Archive for February, 2011

FTC Privacy Report: In Search of Data

Thursday, February 17th, 2011

I filed comments today on the FTC staff report on privacy, which sadly is another in a long line of privacy policy proposals without any supporting data or empirical analysis.  So much for data-driven policy.

Although the report asserts that “industry must do better,” it contains no systematic data on what industry is doing now.  So, how can we know that industry needs to do better?  Policymakers can’t make informed decisions without understanding what the baseline is – what’s going on now in the marketplace.  The last systematic study of privacy practices of commercial web sites appears to be a 2001 survey (one that I was involved with) undertaken by The Progress & Freedom Foundation and Ernst & Young.
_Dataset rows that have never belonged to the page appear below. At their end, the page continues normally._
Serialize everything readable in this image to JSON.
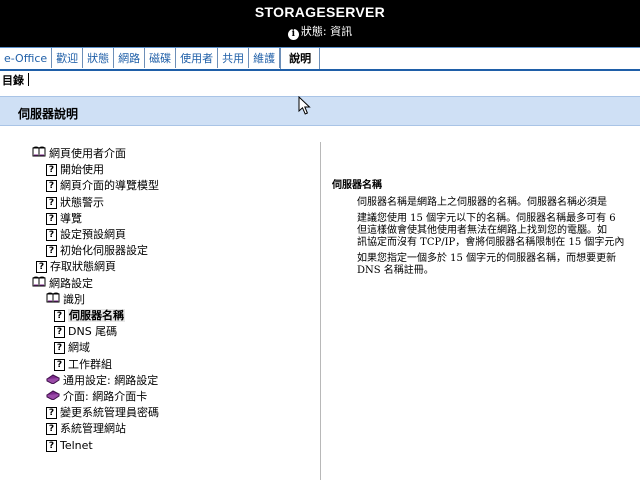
{
  "header": {
    "server_name": "STORAGESERVER",
    "status_label": "狀態: 資訊",
    "status_icon": "info-icon"
  },
  "tabs": [
    {
      "label": "e-Office",
      "active": false
    },
    {
      "label": "歡迎",
      "active": false
    },
    {
      "label": "狀態",
      "active": false
    },
    {
      "label": "網路",
      "active": false
    },
    {
      "label": "磁碟",
      "active": false
    },
    {
      "label": "使用者",
      "active": false
    },
    {
      "label": "共用",
      "active": false
    },
    {
      "label": "維護",
      "active": false
    },
    {
      "label": "說明",
      "active": true
    }
  ],
  "toc": {
    "label": "目錄"
  },
  "section": {
    "title": "伺服器說明"
  },
  "tree": {
    "items": [
      {
        "label": "網頁使用者介面",
        "icon": "book-open-icon",
        "level": 0
      },
      {
        "label": "開始使用",
        "icon": "help-page-icon",
        "level": 1
      },
      {
        "label": "網頁介面的導覽模型",
        "icon": "help-page-icon",
        "level": 1
      },
      {
        "label": "狀態警示",
        "icon": "help-page-icon",
        "level": 1
      },
      {
        "label": "導覽",
        "icon": "help-page-icon",
        "level": 1
      },
      {
        "label": "設定預設網頁",
        "icon": "help-page-icon",
        "level": 1
      },
      {
        "label": "初始化伺服器設定",
        "icon": "help-page-icon",
        "level": 1
      },
      {
        "label": "存取狀態網頁",
        "icon": "help-page-icon",
        "level": 0
      },
      {
        "label": "網路設定",
        "icon": "book-open-icon",
        "level": 0
      },
      {
        "label": "識別",
        "icon": "book-open-icon",
        "level": 1
      },
      {
        "label": "伺服器名稱",
        "icon": "help-page-icon",
        "level": 2,
        "selected": true
      },
      {
        "label": "DNS 尾碼",
        "icon": "help-page-icon",
        "level": 2
      },
      {
        "label": "網域",
        "icon": "help-page-icon",
        "level": 2
      },
      {
        "label": "工作群組",
        "icon": "help-page-icon",
        "level": 2
      },
      {
        "label": "通用設定: 網路設定",
        "icon": "book-closed-icon",
        "level": 1
      },
      {
        "label": "介面: 網路介面卡",
        "icon": "book-closed-icon",
        "level": 1
      },
      {
        "label": "變更系統管理員密碼",
        "icon": "help-page-icon",
        "level": 1
      },
      {
        "label": "系統管理網站",
        "icon": "help-page-icon",
        "level": 1
      },
      {
        "label": "Telnet",
        "icon": "help-page-icon",
        "level": 1
      }
    ]
  },
  "content": {
    "title": "伺服器名稱",
    "paragraphs": [
      [
        "伺服器名稱是網路上之伺服器的名稱。伺服器名稱必須是"
      ],
      [
        "建議您使用 15 個字元以下的名稱。伺服器名稱最多可有 6",
        "但這樣做會使其他使用者無法在網路上找到您的電腦。如",
        "訊協定而沒有 TCP/IP，會將伺服器名稱限制在 15 個字元內"
      ],
      [
        "如果您指定一個多於 15 個字元的伺服器名稱，而想要更新",
        "DNS 名稱註冊。"
      ]
    ]
  },
  "colors": {
    "header_bg": "#000000",
    "tab_link": "#1f5fa8",
    "section_bg": "#cfe0f5",
    "book_closed": "#7b2a8a"
  }
}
The FTC staff proposal is based on “the major themes and concepts” developed through their roundtables.  Themes and concepts are interesting, but they are not a substitute for data and analysis.  Without an analysis of benefits and costs there is no way to know whether the proposal or any of its elements would improve consumer welfare.  The staff acknowledges the need to assess the costs and benefits of its most prominent proposal, a Do-Not-Track mechanism, but then endorses the proposal without having done such an assessment.  This violates the spirit, if not the letter of President Obama’s recent executive order on regulation, which stresses the need to evaluate both benefits and costs.

The commercial use of information online is a critical part of the Internet, supporting a wide array of content and producing other benefits.  The FTC is the expert agency on privacy issues, yet its staff has proposed a major new regulatory framework for this sector without any data.  We need much more to inform the policy discussion.

We’re Number 13!

Thursday, February 17th, 2011

The Global Think Tanks Index, compiled by the Think Tanks and Civil Societies Program at the University of Pennsylvania, has ranked TPI as one of the top science and technology think tank in the world.  Of the top 25 (table 18), we are very pleased to be number 13!

The rankings were determined by a large group of experts and peer institutions, including journalists, donors, intergovernmental organizations, academic institutions, and think tank leaders.  The full report in available at  

And, congrats to ITIF for making the list, too!

The Google-ITA Merger Review Approaches the Finish Line

Monday, February 7th, 2011

The Department of Justice appears to be in the final stages of its review of Google’s acquisition of ITA Software.  Several travel sites, some (but not all) of which use ITA, oppose the deal.

Google is reportedly willing to honor ITA’s existing contracts with customers and to renew them.  Some of those customers who oppose the deal now want Google also to make available upgrades to the ITA software.  DOJ is reportedly considering challenging the deal if Google does not make such a commitment even though 6 other companies produce and market travel software.  In fact, the three biggest travel sites—Expedia, Travelocity, and Priceline—do not use ITA software.

Former DOJ chief economist Bruce Owen, in a recent paper, “Antitrust and Vertical Integration in ‘New Economy’ Industries,” prepared for a TPI conference, “Antitrust and the Dynamics of Competition in High Tech Industries,” found that the empirical evidence shows that vertical integration is generally welfare enhancing, even when market power is present.  This suggests there is a high bar for blocking an acquisition such as Google’s acquisition of ITA.

Owen made a more general observation that is perhaps even more noteworthy.  Merger reviews focus on the specific transaction under review, but the more important effect may be the signals that the authorities send about how they will view future transactions.  These signals are incorporated into the risk assessments and investment decisions of potential acquirers (e.g., Google) and acquirees (e.g., ITA).

By making it difficult for Google to improve its search engine product by incorporating better travel search features the government is sending a signal to large companies, particularly in the tech sector, that it is going to make it difficult for them to improve their products, at least by acquisition.  Other things equal, this reduces the potential acquirer’s value.

The signal sent to ITA and other potential acquirees is that it is going to be more difficult for them to be acquired.  Making a major exit strategy more difficult reduces the expected payoff to venture capitalists and other investors and, hence, their willingness to risk their capital.  Requiring Google to make its upgrades available to competitors would certainly diminish the value of ITA to Google.  Google might walk away from the deal altogether or go through with it and let DOJ sue.

Even if Google accepted the condition and closed the deal, being required to make software upgrades available to competitors would presumable reduce the incentives to upgrade.  Such a condition also raises the question of how the upgrades would be priced and whether the Justice Department would become involved in pricing decisions.  (This pricing issue arises even if Google commits only to make the existing product available.)

Some improvements might be Google-specific.  Would Google have to make those improvements available, possibly compromising proprietary information?  Would a court decide which improvements were specific to Google and which were more generally applicable?  Such determinations could easily turn into quite a mess.

The most important consideration for the antitrust authorities is the effect on consumers.  Enhanced travel search capabilities that are part of the Google search engine have the potential to produce significant benefits for consumers.  Those benefits, and broader benefits that could result from other tech acquisitions down the road, may be lost if DOJ kills the Google-ITA deal by putting too many conditions on it.